As teenagers, Ashford and Annette Beard were members of a girl group called The Del-Phis. The group performed at local venues with Gloria Williams on lead vocals. The group started out with six members, but became a trio by the time Alabama-born vocalist Martha Reeves joined, who had been a member of a rival group, the Fascinations. By 1961, the group, known as The Vels, was recording background vocals for Motown acts. Prior to her success as lead singer of The Elgins, Saundra Edwards (then going by her surname Mallett) recorded the song “Camel Walk,” in 1962, which featured The Vels on background vocals. That year, the quartet began applying background vocals for emerging Motown star Marvin Gaye, singing on Gaye's first hit single, “Stubborn Kind of Fellow.”
After Mary Wells failed to make a scheduled recording session feigning a short illness, The Vels recorded what was initially a demo recording of “I'll Have to Let Him Go.” Motown was so impressed by the group's vocals – and Reeves’ lead vocals in the song – that label CEO Berry Gordy offered to give the group a contract. Figuring that being in show business was too rigorous Williams opted out of the group. With Williams out, the remaining trio of Ashford, Beard and Reeves renamed themselves Martha and The Vandellas.
The Vandellas second release, “Come and Get These Memories,” peaked at #29 on the Billboard Hot 100 Singles chart and peaked at #6 on the R&B chart. Their second hit, “(Love Is Like a) Heat Wave” catapulted the trio to overnight stardom, peaking at #4 on the Billboard Hot 100 and #1 on the R&B Singles chart for five weeks.
The group's success continued, however by 1963 Beard was pregnant with her first child and left the group to stay at home and raise her child. Betty Kelly replaced Beard as the group continued to be a hit with their next song, “Dancing in the Street,” which peaked at #2 on the Billboard Hot 100 and at #4 on the U.K. Singles chart in 1964. Between 1964 and 1967, Billboard Hot 100 Top 40 singles like “Wild One,” “Nowhere to Run“ “You've Been in Love Too Long,” “My Baby Loves Me,” “I'm Ready for Love“ and “Jimmy Mack“ kept The Vandellas on the map as one of the label's top acts.
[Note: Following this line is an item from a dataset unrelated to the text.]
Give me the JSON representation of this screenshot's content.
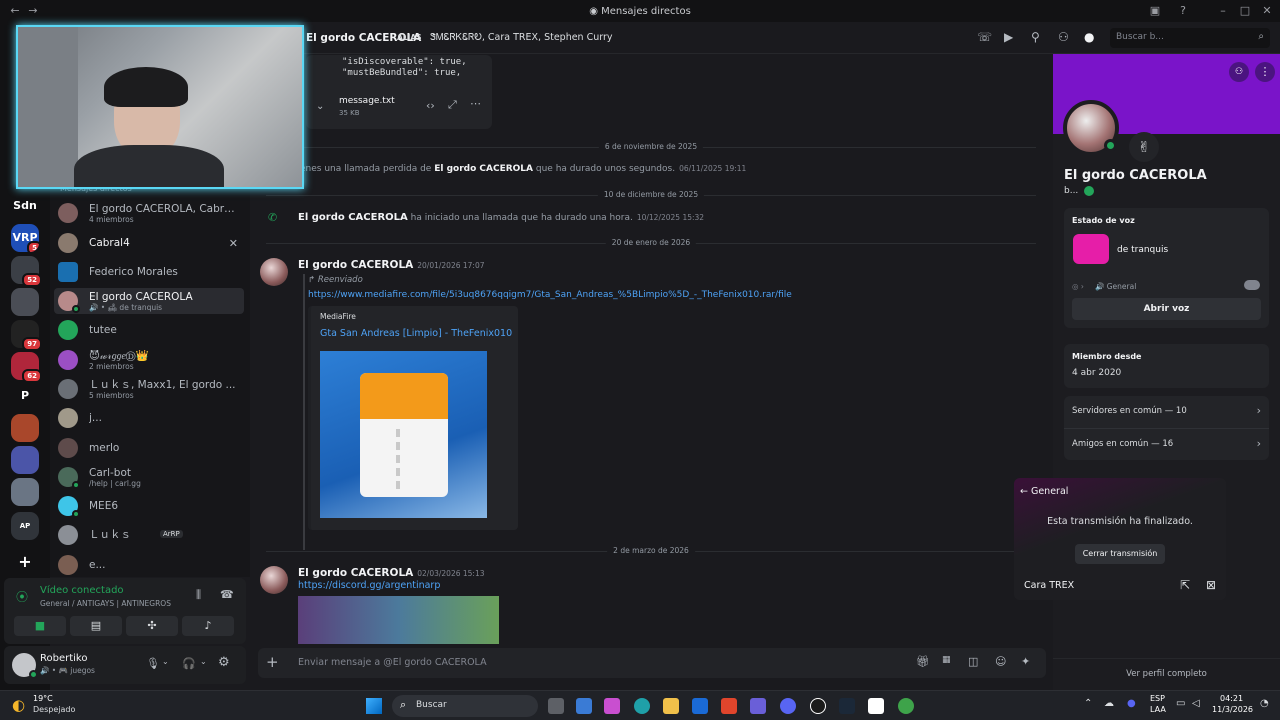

Beginning in 1967 the group became known as Martha Reeves and the Vandellas, to conform with the company's recent changes of The Supremes' and The Miracles' names to reflect their featured lead singers.
However, the band's success in the 1970s could not match that of the 1960s, but the trio was able to maintain moderate success, until they parted ways in 1972. Reeves went on to pursue a solo career and signed with MCA in 1974, releasing her critically acclaimed self-titled debut for the label that same year.
Though they did not receive any Grammy Awards, (they were nominated for Best R&B Vocal Performance by a Duo or Group for “(Love Is Like A) Heat Wave,” in 1964), Martha & The Vandellas' “Dancing in the Street” was inducted to the Grammy Hall of Fame in 1999. Except for pre-Vandellas member Gloria Williams, all members of the group were inducted to the Rock & Roll Hall of Fame in 1995, becoming just the second all-female group to be inducted, and were presented with the induction by rock group The B-52's. They were inducted to the Vocal Group Hall of Fame in 2003.Two of their singles, “(Love Is Like a) Heat Wave” and “Dancing in the Street” were included in the list of The Rock and Roll Hall of Fame's 500 Songs that Shaped Rock and Roll.